Dual-MAC: Hardware Acceleration of DNN Inferences With a Customized Lightweight Brain Floating-Point Format

Due to data explosion of the deep neural networks (DNNs), recent advancements for DNNs have been focusing on reducing an amount of data while preserving the accuracy. In spite of the advent of low precision data formats such as brain floating point 16-bit (bfloat16), the amount of data processed in DNN models is still increasing due to an increasingly growing parameter size. To this end, data reduction with efficient processing is crucial for the real-world deployment of the DNN models. In this paper, we propose a lightweight customized brain floating-point (bfloat) format, which is derived from bfloat16 data format. Based on our observation from the pre-trained weights, we reduce the size of each bfloat16 weight element up to 9-bit by using the fixed exponents and truncating the mantissa bits. For efficient processing of our lightweight customized bfloat format, we also propose dual-MAC hardware architecture, which enables up to 2× better throughput when processing our proposed format as compared to the case when processing the conventional bfloat16 format. We devise a novel processing element architecture for systolic arrays by utilizing the lookup table (LUT) for multiplication operations between the fixed exponent bits and a part of mantissa bits. Our PE architecture also enables a versatile processing for both the conventional bfloat16 and our customized bfloat formats.
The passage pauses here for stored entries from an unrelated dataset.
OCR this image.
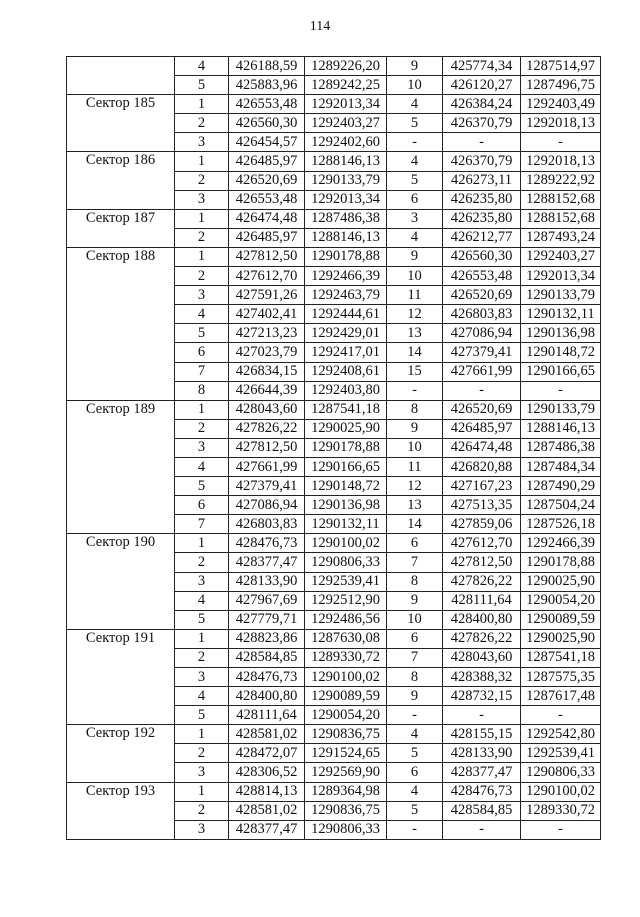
114
	4	426188,59	1289226,20	9	425774,34	1287514,97
	5	425883,96	1289242,25	10	426120,27	1287496,75
Сектор 185	1	426553,48	1292013,34	4	426384,24	1292403,49
	2	426560,30	1292403,27	5	426370,79	1292018,13
	3	426454,57	1292402,60	-	-	-
Сектор 186	1	426485,97	1288146,13	4	426370,79	1292018,13
	2	426520,69	1290133,79	5	426273,11	1289222,92
	3	426553,48	1292013,34	6	426235,80	1288152,68
Сектор 187	1	426474,48	1287486,38	3	426235,80	1288152,68
	2	426485,97	1288146,13	4	426212,77	1287493,24
Сектор 188	1	427812,50	1290178,88	9	426560,30	1292403,27
	2	427612,70	1292466,39	10	426553,48	1292013,34
	3	427591,26	1292463,79	11	426520,69	1290133,79
	4	427402,41	1292444,61	12	426803,83	1290132,11
	5	427213,23	1292429,01	13	427086,94	1290136,98
	6	427023,79	1292417,01	14	427379,41	1290148,72
	7	426834,15	1292408,61	15	427661,99	1290166,65
	8	426644,39	1292403,80	-	-	-
Сектор 189	1	428043,60	1287541,18	8	426520,69	1290133,79
	2	427826,22	1290025,90	9	426485,97	1288146,13
	3	427812,50	1290178,88	10	426474,48	1287486,38
	4	427661,99	1290166,65	11	426820,88	1287484,34
	5	427379,41	1290148,72	12	427167,23	1287490,29
	6	427086,94	1290136,98	13	427513,35	1287504,24
	7	426803,83	1290132,11	14	427859,06	1287526,18
Сектор 190	1	428476,73	1290100,02	6	427612,70	1292466,39
	2	428377,47	1290806,33	7	427812,50	1290178,88
	3	428133,90	1292539,41	8	427826,22	1290025,90
	4	427967,69	1292512,90	9	428111,64	1290054,20
	5	427779,71	1292486,56	10	428400,80	1290089,59
Сектор 191	1	428823,86	1287630,08	6	427826,22	1290025,90
	2	428584,85	1289330,72	7	428043,60	1287541,18
	3	428476,73	1290100,02	8	428388,32	1287575,35
	4	428400,80	1290089,59	9	428732,15	1287617,48
	5	428111,64	1290054,20	-	-	-
Сектор 192	1	428581,02	1290836,75	4	428155,15	1292542,80
	2	428472,07	1291524,65	5	428133,90	1292539,41
	3	428306,52	1292569,90	6	428377,47	1290806,33
Сектор 193	1	428814,13	1289364,98	4	428476,73	1290100,02
	2	428581,02	1290836,75	5	428584,85	1289330,72
	3	428377,47	1290806,33	-	-	-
According to our evaluation results across the six widely used DNN models, our customized bfloat format results in 37.95% data reduction, on average, as compared to the conventional bfloat16 format with only small accuracy losses. In terms of performance, our dual-MAC hardware with the customized bfloat format leads to better performance by 56.2% as compared to using the conventional systolic array with the conventional bfloat16 format. Our dual-MAC hardware also leads to better performance-energy trade-offs due to better performance even with increased power consumption of our dual-MAC hardware.